As a social network dedicated to improving the economic and professional status of its members, LinkedIn constantly looks to help people land their dream job and move up in the world. This includes people no matter where they come from or background, namely refugees.
In February, the company launched a program called Welcome Talent with the aim of connecting refugees to internships in their host country. It quickly expanded from Sweden to Canada in a matter of months. And on Sunday, LinkedIn announced that Welcome Talent will debut in the U.S. this week, in partnership with the International Rescue Committee (IRC).
“While we can’t control policies around entry of refugees into countries, we can lead with opportunity and help newly settled refugees find economic livelihood,” wrote Meg Garlinghouse, LinkedIn’s head of social good. “Indeed, our country was built in large part by the work of immigrants and their descendants – and like our foremothers and forefathers, refugees are seeking that same opportunity to contribute.”
The professional social networking company will assist the IRC in implementing “economic empowerment programs in its 30 U.S. offices” so refugees can get the right training and tools needed to find a job they love and can support their families.

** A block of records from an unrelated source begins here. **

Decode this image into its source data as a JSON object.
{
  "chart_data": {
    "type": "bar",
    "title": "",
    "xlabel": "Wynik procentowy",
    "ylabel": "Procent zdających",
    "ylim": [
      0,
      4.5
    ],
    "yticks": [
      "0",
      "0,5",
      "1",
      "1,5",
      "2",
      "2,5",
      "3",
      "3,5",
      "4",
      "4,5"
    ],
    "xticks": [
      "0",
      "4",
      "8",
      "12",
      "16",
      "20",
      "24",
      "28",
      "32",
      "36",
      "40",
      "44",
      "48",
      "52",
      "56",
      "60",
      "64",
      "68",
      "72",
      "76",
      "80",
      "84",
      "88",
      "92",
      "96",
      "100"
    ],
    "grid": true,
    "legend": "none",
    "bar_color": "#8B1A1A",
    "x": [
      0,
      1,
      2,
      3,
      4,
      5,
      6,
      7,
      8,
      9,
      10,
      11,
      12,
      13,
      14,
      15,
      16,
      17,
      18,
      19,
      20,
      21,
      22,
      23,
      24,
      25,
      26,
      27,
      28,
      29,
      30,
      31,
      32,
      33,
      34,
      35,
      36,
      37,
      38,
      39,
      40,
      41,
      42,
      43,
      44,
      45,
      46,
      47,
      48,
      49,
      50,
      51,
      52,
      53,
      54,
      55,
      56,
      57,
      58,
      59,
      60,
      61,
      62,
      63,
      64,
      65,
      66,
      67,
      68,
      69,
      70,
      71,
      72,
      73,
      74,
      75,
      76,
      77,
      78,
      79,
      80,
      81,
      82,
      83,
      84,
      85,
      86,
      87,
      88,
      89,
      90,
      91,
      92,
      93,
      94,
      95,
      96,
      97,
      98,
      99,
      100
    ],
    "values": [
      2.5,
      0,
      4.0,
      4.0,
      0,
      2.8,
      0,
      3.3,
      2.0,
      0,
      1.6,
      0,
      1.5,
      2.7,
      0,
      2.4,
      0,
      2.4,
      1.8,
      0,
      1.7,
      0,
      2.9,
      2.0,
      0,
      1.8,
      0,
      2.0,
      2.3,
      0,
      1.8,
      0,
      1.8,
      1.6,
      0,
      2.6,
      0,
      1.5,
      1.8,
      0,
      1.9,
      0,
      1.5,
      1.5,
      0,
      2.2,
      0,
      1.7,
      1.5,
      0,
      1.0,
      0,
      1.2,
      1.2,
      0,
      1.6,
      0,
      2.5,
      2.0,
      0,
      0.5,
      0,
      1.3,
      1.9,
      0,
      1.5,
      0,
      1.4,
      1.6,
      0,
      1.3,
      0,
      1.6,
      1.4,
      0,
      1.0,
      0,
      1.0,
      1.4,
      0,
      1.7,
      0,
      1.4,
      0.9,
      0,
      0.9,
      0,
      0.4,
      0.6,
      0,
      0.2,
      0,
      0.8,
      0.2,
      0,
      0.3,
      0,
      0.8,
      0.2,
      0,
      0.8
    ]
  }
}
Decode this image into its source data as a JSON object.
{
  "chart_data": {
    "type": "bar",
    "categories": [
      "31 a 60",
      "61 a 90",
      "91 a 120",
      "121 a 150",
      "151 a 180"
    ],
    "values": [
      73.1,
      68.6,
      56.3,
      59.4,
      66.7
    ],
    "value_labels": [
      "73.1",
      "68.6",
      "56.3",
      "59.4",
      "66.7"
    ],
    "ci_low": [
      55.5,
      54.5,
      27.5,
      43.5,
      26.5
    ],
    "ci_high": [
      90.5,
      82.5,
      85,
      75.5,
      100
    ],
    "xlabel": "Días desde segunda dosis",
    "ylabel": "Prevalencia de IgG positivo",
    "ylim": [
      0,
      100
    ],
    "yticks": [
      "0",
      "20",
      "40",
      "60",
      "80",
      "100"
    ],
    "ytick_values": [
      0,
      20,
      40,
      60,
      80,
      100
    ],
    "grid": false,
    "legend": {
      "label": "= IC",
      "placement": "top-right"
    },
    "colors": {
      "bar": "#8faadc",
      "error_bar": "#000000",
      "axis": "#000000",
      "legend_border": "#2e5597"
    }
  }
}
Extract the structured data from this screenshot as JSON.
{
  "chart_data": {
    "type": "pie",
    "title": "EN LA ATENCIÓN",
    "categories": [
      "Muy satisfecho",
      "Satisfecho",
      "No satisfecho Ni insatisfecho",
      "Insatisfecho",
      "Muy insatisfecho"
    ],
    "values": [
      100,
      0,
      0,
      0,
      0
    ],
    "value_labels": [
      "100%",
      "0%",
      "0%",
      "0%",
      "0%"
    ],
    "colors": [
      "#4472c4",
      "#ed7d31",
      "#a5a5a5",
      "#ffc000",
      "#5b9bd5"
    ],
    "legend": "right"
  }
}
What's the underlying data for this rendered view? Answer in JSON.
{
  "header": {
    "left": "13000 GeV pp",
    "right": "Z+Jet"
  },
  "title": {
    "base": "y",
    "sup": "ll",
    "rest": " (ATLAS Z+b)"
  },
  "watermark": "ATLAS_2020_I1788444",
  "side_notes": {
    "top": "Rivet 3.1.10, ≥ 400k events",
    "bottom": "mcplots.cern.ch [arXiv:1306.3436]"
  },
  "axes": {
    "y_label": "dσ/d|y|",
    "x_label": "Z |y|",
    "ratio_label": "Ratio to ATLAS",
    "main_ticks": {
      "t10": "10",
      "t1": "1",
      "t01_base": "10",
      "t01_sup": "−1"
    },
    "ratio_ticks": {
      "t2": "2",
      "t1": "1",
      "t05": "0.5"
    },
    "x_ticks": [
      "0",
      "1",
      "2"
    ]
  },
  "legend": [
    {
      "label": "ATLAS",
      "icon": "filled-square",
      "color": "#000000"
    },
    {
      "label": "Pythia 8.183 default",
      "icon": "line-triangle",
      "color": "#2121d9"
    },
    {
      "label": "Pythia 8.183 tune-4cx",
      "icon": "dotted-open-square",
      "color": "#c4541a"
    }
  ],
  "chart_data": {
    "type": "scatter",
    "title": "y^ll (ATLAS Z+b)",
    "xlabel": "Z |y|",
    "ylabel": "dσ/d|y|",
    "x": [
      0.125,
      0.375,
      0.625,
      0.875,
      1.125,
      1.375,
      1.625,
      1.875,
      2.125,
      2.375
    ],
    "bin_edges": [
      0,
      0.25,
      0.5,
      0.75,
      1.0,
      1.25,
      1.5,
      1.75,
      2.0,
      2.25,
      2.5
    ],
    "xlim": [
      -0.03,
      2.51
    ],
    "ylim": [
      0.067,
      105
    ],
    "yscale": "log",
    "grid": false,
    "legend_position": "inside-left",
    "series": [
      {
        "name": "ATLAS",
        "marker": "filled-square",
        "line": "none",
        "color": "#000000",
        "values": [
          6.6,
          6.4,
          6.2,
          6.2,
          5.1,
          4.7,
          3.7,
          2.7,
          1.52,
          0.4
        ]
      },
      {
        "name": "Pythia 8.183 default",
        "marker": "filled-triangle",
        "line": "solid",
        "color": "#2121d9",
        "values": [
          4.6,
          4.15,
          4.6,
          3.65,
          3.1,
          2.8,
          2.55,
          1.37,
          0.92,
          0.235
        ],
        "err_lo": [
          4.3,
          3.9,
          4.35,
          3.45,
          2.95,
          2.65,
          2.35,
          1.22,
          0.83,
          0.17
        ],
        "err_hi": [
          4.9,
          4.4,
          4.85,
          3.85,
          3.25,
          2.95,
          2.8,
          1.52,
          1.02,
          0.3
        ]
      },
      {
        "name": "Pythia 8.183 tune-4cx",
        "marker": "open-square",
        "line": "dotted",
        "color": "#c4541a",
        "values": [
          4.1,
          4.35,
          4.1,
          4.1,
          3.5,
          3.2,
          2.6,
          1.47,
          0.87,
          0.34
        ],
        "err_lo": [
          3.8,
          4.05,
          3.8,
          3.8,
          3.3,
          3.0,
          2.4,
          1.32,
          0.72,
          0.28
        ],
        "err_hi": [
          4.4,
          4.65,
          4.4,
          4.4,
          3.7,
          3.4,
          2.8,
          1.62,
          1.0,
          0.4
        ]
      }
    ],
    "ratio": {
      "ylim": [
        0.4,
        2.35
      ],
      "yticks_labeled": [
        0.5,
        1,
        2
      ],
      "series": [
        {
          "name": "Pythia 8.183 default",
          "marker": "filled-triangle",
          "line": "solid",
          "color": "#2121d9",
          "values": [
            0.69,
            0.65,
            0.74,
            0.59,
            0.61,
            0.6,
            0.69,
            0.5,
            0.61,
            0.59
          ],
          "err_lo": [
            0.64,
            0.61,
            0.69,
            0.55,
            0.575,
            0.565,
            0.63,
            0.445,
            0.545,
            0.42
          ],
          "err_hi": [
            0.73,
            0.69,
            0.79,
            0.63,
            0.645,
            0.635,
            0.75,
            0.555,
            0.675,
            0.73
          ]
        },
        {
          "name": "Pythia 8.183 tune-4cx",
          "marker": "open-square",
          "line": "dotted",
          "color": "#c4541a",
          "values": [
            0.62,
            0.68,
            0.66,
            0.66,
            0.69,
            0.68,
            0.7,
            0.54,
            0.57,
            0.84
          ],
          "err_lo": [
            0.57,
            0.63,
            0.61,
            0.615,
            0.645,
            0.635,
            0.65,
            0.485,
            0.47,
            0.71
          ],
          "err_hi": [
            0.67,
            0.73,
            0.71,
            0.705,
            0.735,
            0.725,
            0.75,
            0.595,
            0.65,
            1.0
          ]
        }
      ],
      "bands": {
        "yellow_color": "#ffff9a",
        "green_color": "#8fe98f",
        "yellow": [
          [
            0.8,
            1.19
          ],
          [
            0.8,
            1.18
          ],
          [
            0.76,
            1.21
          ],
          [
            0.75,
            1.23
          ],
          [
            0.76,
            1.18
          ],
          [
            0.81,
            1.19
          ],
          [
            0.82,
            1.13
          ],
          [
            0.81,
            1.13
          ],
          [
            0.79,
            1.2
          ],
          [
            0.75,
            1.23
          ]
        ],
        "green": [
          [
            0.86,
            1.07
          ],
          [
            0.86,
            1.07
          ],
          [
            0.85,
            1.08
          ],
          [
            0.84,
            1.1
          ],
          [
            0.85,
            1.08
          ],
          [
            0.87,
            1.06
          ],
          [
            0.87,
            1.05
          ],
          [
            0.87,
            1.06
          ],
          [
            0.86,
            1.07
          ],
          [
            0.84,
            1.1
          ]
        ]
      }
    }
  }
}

LinkedIn’s announcement comes the same weekend after massive protests erupted nationwide in response to Trump’s executive order temporarily barring refugees, immigrants, and those with green cards from entering the U.S. The Microsoft-owned business joins a growing list of companies that have either condemned the White House’s action or took direct action in support of their employees.
Garlinghouse cited success from the Welcome Talent pilot as signs that LinkedIn can benefit refugees. In Sweden, it partnered with 50 companies to help approximately 2,000 refugees. That led to bringing the program to Canada, which has been quite receptive to bringing in people fleeing their war-torn countries. In its second expansion, LinkedIn teamed with the Refugee Career Jumpstart Project, COSTI, and the government agency Immigration, Refugees and Citizenship Canada (IRCC).
Jeff Weiner, LinkedIn’s chief executive, has frequently touted the company’s drive towards boosting the economic graph for its 467 million-plus members. So it’s not surprising to see it look at refugees at the next group of people it hopes to beneficially impact. From LinkedIn Learning to networking, there’s plenty of resources that can be brought to bear and with the capabilities of its parent company Microsoft, refugees could soon get back on their feet faster and contribute to the U.S. economy.
Besides LinkedIn, Microsoft CEO Satya Nadella also issued a statement this weekend on his thoughts around immigrants: “As an immigrant and as a CEO, I’ve both experienced and seen the positive impact that immigration has on our company, for the country, and for the world. We will continue to advocate on this important topic.”